Statt über ÖPNV, Fuß- und Fahrradverkehr zu sprechen dominierte das Thema E-Autos, die „Zero Emission Vehicles“ und damit das Narrativ der Antriebswende. Am Ende des Transport Days wurde die „Glasgow Declaration on Accelerating the Transition to 100% Zero Emission Cars and Vans“ angekündigt
In dieser rechtlich nicht bindenden Erklärung kündigen 24 Staaten, 6 Autohersteller sowie einige Städte und Investor*innen an, bis 2040 aus dem Verbrennermotor auszusteigen. Nicht unterzeichnet haben u.a. Deutschland, USA und China.
Auf andere Aspekte der Verkehrswende wird lediglich im letzten Satz eingegangen:
We recognise that alongside the shift to zero emission vehicles, a sustainable future for road transport will require wider system transformation, including support for active travel, public and shared transport, as well as addressing the full value chain impacts from vehicle production, use and disposal.
Der Fokus der offiziellen COP Veranstaltungen (sog. side events) zum Thema Mobilität sowie der ausgestellten Projekte, die es rings um die Verhandlungsräume zu sehen gab, lag eindeutig auf elektrische bzw. wasserstoffbasierte Antriebe als vermeintliche Lösung für den Mobilittssektor. In der Blue Zone, wo die Verhandlungen stattfinden, war beispielsweise in prominenter Lage ein elektrisches Rennauto ausgestellt.
Eine Ausnahme stellte beispielsweise die Veranstaltung vom International Transport Forum „The role of gender equality in decarbonising transport“ dar.
Wesentlich anders sah die Beschäftigung mit Mobilität außerhalb des offiziellen COP Kontextes aus. Beim People’s Summit wurde in zahlreichen Veranstaltungen über nachhaltige Mobilität für alle, Systemtransformation und Just Transition im Verkehrssektor gesprochen.
Eine Demo von Get Glasgow Moving und weiteren Gruppen forderte besseren und bezahlbaren ÖPNV für die Stadt Glasgow und kritisierte, dass Fahrradverkehr und ÖPNV auf der Agenda des Transport Days keinen Platz fanden.
Beim Thema Mobilität waren die Unterschiede zwischen innerhalb und außerhalb der Konferenz also ziemlich deutlich – nicht nur inhaltlich, sondern auch in der Praxis.

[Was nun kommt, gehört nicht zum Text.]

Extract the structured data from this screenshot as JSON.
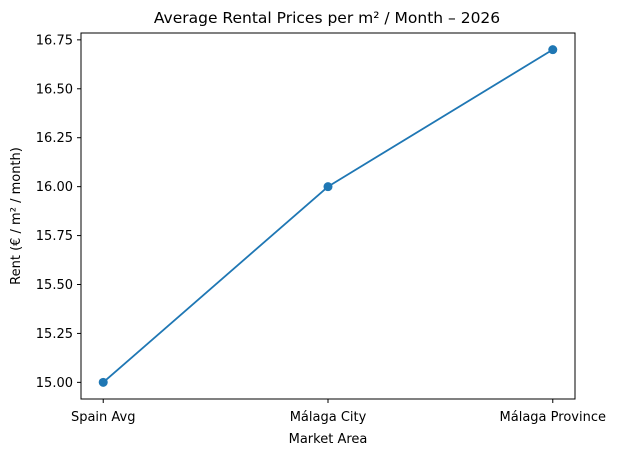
{
  "chart_data": {
    "type": "line",
    "title": "Average Rental Prices per m² / Month – 2026",
    "xlabel": "Market Area",
    "ylabel": "Rent (€ / m² / month)",
    "categories": [
      "Spain Avg",
      "Málaga City",
      "Málaga Province"
    ],
    "series": [
      {
        "values": [
          15.0,
          16.0,
          16.7
        ],
        "color": "#1f77b4",
        "marker": "circle"
      }
    ],
    "ylim": [
      14.915,
      16.785
    ],
    "yticks": [
      "15.00",
      "15.25",
      "15.50",
      "15.75",
      "16.00",
      "16.25",
      "16.50",
      "16.75"
    ],
    "grid": false,
    "legend": "none"
  }
}
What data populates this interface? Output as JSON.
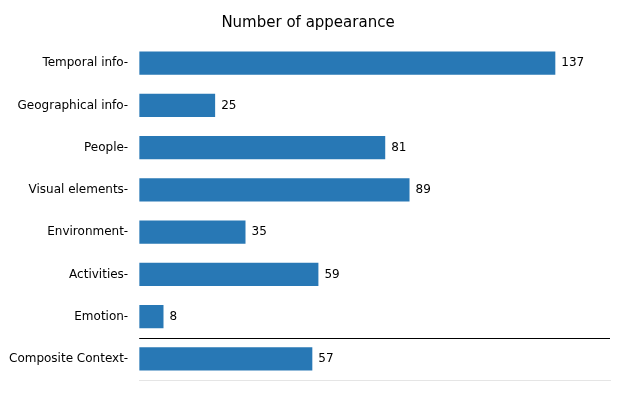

COP-Delegierte bekamen für die Dauer der Konferenz einen kostenlosen Reisepass für alle Transportmittel in Glasgow. Die Bevölkerung von Glasgow sieht sich hingegegen in ihrem Alltag mit einer mangelhaften öffentlichen Verkehrsversorgung konfrontiert. Da Busse privatisiert sind, gibt es unterschiedliche private Busbetriebe, die alle unterschiedliche Tickets verlangen. Ein integriertes, gar kostenloses Mobilitätsangebot für Bus und Bahn, wie es für die Delegierten ermöglicht wurde, gibt es nicht. Die Preise für den ÖPNV sind sehr hoch, sogar höher als in London. Außerdem ist die Fahrradstruktur in Glasgow kaum ausgebaut.
Auch auf internationaler Ebene mangelt es also im Mobilitätssektor an ambitioniertem Handeln für eine echte Transformation. Doch Glasgow hat uns auch gezeigt: Die Zivilgesellschaft und soziale Bewegungen weltweit entwickeln Lösungen und kämpfen für eine sozial-ökologische Mobilitätswende.